TERO was enacted in 2013 to promote the interests of self-government and to ensure that Tribal members and other Native Americans can participate in economic opportunities on and near the Grand Ronde Reservation. The core of the program is the Tribe’s sovereign right to assert both Grand Ronde Tribal and Native preference in employment and contracting.
“TERO was the outcome of Grand Ronde’s efforts to acknowledge the unemployment rates on Indian Reservations throughout the United States,” Reibach said. “There are now over 300 TEROs in the nation and in Alaskan villages.”
The ODOT agreement was established in 2014 and is renewed every five years. It defines the relationship between the state department and the Tribe, establishing guidelines to apply the TERO provisions on ODOT contracts and ensures compliance. In 2022, 24 contractors were certified through Grand Ronde TERO.

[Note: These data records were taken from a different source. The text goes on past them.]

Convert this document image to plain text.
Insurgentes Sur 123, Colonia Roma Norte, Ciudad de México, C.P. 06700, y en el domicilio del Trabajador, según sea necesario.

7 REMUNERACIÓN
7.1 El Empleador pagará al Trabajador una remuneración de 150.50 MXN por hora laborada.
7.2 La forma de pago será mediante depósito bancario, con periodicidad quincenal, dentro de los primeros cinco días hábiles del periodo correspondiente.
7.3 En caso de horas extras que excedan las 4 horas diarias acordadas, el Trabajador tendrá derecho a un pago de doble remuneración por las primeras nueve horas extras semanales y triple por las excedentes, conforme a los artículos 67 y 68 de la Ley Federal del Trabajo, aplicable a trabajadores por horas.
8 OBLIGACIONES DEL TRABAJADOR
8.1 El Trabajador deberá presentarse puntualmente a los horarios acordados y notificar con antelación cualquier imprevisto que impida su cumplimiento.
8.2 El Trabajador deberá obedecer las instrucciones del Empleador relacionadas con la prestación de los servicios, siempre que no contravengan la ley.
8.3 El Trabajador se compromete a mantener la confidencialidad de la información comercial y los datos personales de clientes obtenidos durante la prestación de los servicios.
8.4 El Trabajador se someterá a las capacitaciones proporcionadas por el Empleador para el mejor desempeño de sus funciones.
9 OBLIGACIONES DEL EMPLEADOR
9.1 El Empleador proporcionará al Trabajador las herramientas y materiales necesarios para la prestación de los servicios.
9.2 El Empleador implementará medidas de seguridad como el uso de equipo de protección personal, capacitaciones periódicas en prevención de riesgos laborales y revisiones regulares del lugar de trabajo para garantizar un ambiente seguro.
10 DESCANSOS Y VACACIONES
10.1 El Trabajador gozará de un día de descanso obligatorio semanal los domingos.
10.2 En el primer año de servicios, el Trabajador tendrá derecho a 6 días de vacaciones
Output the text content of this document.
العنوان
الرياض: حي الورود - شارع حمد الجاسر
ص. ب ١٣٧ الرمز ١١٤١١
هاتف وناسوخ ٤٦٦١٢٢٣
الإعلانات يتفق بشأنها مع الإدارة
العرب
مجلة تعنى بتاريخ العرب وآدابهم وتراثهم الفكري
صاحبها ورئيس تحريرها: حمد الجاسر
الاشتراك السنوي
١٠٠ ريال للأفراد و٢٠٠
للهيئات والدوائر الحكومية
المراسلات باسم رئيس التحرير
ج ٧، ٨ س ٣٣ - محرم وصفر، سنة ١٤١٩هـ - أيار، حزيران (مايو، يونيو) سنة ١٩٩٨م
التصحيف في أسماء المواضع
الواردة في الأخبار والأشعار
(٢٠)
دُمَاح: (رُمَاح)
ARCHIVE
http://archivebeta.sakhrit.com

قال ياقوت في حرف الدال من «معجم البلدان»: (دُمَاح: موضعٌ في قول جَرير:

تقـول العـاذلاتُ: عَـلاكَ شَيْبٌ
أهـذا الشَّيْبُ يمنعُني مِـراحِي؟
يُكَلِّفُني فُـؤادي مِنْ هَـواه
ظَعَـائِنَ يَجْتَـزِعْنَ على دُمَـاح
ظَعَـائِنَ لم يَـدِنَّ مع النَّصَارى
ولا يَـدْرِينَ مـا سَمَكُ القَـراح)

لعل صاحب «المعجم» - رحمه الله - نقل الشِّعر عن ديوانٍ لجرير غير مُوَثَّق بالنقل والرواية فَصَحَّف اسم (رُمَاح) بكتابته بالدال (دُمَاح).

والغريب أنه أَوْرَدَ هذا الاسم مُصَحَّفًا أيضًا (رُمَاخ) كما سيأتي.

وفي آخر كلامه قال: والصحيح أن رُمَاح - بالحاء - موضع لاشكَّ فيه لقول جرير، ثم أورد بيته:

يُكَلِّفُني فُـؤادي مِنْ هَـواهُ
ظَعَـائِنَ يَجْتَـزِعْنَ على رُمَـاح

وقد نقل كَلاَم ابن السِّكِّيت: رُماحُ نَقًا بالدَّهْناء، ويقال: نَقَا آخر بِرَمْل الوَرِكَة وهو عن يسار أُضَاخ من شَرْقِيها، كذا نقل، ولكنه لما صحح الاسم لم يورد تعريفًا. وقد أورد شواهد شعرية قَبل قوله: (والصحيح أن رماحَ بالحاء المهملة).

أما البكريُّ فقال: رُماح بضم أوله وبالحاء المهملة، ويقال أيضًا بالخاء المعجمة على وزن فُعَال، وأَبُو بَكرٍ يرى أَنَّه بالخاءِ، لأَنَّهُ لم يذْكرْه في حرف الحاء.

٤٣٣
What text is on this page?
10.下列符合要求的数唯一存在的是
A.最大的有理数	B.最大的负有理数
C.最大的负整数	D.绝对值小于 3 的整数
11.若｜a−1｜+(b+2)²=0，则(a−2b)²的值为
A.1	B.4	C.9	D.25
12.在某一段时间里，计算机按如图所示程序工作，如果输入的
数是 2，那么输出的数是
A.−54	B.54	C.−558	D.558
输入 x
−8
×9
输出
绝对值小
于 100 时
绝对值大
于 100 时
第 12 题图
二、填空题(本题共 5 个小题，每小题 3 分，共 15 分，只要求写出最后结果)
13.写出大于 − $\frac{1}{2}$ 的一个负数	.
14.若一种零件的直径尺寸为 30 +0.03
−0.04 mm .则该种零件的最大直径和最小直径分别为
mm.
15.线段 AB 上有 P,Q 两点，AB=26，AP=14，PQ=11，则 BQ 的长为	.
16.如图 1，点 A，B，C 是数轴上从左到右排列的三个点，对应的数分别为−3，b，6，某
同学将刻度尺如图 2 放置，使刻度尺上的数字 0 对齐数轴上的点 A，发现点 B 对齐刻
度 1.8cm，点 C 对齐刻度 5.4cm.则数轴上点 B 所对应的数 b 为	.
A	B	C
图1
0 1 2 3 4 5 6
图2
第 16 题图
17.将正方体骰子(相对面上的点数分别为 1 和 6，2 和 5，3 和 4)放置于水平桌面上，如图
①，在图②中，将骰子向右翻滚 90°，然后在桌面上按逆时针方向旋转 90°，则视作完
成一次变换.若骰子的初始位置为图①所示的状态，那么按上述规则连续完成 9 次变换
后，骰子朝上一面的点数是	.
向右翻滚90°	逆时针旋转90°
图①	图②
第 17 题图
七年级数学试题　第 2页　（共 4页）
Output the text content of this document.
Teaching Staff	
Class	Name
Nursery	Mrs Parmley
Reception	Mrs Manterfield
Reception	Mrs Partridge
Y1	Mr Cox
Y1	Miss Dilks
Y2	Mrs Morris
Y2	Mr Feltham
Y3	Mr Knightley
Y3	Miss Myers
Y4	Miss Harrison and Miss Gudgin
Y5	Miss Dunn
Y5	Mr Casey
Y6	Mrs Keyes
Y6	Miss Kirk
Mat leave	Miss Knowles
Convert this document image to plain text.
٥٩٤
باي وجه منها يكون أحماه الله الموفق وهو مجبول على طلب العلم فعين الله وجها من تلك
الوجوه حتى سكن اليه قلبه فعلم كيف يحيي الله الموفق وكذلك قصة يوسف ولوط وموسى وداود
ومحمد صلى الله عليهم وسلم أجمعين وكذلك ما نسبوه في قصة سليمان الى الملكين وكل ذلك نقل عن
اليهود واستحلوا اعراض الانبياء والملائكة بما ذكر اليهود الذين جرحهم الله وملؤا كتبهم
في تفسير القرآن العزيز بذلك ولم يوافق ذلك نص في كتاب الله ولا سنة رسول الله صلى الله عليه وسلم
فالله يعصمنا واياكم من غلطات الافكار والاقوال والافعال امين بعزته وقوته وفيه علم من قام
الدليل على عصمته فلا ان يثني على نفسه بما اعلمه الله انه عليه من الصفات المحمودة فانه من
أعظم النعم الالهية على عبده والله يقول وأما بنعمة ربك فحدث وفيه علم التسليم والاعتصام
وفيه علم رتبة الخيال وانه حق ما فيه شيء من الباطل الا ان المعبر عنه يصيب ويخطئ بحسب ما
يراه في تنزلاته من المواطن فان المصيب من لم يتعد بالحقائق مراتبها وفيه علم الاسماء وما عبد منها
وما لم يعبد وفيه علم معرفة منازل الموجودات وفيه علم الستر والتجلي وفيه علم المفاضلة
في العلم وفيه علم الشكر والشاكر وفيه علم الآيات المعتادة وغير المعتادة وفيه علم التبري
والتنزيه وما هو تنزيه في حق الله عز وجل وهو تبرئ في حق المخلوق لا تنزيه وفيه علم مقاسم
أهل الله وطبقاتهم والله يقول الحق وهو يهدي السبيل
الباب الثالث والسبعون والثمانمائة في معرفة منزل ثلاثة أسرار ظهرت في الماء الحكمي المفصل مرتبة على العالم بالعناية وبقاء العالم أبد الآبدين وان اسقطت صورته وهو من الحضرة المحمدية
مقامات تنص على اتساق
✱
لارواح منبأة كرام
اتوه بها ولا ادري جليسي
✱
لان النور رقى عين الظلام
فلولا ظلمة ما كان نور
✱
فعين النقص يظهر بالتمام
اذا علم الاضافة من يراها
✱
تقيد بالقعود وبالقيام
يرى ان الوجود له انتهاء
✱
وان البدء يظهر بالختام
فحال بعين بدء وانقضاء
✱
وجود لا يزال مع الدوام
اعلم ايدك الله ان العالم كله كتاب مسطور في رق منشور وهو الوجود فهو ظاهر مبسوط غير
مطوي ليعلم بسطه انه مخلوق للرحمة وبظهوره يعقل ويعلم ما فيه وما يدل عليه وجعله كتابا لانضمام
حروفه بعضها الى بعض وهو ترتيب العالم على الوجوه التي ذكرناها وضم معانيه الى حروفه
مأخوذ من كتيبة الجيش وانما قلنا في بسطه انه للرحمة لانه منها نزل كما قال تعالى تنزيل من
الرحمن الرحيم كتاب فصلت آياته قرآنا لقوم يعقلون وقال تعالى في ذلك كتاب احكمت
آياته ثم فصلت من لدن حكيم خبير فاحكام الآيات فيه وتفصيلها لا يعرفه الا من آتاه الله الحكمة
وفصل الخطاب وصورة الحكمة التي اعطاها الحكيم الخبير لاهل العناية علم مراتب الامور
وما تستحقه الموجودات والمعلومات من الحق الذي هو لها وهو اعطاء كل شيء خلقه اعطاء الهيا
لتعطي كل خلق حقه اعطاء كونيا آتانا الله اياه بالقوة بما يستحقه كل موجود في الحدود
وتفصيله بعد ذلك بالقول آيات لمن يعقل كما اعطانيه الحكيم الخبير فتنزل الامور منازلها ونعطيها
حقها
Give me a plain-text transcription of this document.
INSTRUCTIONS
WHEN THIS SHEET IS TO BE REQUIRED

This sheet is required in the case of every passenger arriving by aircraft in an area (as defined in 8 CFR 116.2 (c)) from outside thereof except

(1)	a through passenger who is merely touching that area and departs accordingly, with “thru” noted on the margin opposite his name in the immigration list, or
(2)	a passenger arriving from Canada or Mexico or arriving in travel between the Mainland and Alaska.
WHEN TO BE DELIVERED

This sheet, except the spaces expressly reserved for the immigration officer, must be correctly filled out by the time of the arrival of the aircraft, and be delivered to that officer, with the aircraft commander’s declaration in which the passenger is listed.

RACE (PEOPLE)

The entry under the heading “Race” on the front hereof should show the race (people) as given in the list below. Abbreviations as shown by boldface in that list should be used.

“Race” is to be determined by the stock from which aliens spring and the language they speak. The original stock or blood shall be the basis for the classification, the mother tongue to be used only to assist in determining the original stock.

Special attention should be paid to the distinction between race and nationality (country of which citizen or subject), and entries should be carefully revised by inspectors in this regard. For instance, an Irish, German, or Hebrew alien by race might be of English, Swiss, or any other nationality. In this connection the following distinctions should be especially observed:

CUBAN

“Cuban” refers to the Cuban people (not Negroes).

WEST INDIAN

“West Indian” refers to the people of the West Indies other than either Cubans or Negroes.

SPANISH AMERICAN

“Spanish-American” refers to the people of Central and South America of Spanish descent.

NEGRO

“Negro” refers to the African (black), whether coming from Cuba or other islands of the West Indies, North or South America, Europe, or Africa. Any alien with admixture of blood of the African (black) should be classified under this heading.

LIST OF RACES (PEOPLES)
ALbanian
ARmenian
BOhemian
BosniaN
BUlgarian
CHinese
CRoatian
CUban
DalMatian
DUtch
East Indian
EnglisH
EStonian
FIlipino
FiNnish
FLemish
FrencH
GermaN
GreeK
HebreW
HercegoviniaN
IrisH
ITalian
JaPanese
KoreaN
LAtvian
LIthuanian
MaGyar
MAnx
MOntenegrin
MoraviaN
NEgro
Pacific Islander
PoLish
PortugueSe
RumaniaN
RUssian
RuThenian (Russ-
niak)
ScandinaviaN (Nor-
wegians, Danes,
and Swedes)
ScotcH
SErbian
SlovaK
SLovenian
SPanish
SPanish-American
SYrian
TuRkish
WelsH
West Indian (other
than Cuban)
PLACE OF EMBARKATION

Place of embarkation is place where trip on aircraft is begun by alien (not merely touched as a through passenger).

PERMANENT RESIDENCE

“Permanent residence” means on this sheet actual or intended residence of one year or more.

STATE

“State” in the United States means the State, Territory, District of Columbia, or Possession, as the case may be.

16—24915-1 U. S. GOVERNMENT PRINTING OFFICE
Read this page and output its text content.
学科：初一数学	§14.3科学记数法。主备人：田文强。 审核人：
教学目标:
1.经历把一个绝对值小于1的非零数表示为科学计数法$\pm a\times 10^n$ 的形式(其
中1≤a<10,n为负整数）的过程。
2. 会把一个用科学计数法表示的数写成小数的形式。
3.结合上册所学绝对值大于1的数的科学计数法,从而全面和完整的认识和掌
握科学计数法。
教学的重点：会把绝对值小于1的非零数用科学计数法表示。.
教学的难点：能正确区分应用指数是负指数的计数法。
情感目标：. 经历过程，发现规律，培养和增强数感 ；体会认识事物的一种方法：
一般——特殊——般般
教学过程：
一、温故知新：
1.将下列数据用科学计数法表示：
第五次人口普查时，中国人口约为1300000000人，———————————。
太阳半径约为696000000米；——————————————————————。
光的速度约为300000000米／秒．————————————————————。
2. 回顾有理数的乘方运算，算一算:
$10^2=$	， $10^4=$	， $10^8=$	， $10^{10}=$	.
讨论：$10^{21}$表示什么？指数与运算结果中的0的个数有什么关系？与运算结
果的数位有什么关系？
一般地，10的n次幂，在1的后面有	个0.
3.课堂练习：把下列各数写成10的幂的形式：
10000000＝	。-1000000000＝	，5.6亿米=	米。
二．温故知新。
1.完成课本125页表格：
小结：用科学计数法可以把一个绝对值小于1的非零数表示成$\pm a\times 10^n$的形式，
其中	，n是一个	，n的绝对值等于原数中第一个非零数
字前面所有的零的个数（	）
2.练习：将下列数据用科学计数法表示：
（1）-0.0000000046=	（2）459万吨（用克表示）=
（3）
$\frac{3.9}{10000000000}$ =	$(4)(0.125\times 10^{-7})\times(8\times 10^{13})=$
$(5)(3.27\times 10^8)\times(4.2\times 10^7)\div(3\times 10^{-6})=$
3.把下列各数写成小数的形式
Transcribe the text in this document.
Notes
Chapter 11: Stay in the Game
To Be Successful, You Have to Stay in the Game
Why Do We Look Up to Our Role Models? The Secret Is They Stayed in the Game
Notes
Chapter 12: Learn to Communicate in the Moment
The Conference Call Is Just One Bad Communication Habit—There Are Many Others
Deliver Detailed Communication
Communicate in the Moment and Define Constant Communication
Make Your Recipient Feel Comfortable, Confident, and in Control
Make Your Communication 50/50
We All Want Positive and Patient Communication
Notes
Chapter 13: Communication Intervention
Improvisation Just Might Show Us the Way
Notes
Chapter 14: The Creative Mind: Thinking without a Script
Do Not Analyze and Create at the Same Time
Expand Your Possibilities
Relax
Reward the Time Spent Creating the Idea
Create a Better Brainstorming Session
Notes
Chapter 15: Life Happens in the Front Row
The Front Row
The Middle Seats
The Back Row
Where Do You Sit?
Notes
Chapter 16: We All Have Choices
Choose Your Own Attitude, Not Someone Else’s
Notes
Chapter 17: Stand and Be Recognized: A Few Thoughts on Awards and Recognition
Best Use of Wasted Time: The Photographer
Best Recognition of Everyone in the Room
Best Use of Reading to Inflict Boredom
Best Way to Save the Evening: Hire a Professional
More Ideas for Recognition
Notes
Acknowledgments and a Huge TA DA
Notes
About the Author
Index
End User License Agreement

“We are blessed to have a memorandum of understanding with the state Department of Transportation,” Reibach said. “There are fewer than 10 TEROs in the United States that have these, and three of them are with Oregon Tribes.”
Reibach discussed the Grand Ronde TERO ordinance, programming and projects both within the Reservation and through state contractors.
In 2022, there were 24 ODOT projects with 100 workers dispatched to those and 19 Tribal projects with 51 workers dispatched.
Some Tribal projects include the Creekside Elders housing project, funding emergency medical technician training and commercial driver’s license training.
ODOT projects include the Yamhill River Bridge project, Interstate 205 Abernathy Bridge project and the McDougall Junction paving project.
Reibach also shared that his current staff of six is crucial to TERO’s accomplishments.
“Each of the staff members plays a significant role,” he said.
Following his presentation, Reibach fielded 14 questions and comments from the audience.
Tribal member and Firefighter/EMT Kaylene Berry thanked Reibach and the TERO staff for their help in assisting her with training.
“Without you guys, I wouldn’t be where I am today,” she said. “You are so helpful and I know it’s awesome what you guys are doing and I would like to see even more of it.”
Tribal Council Chairwoman Cheryle A. Kennedy thanked the TERO staff for their dedication.
“It is a great program and I am glad our Tribe set up a TERO office,” she said. “We really appreciate you and all that you do for our Tribal members.”
In other news, Kennedy asked Tribal members for presentation ideas for future General Council meetings and encouraged them to contact Tribal Council Chief of Staff Stacia Hernandez at firstname.lastname@example.org.
Door prize winners were Leroy Good, Michelle Anderson and Lexus Williams, $100; and WiLee Huffman, Chris Bailey, Deborah Good, Tracy Cooney and Lynn Winters, $50.
The next General Council meeting will be held at 11 a.m. Sunday, March 5, with a report from the Education Department. It will be a hybrid meeting with in-person and remote options.
Following the General Council meeting, there was a break for lunch before the first of three Community Input meetings was held at 1 p.m. to seek advisory vote topics to possibly be placed on the September Tribal Council ballot. After a list of topics is compiled, Tribal Council will select the questions to be placed on the ballot.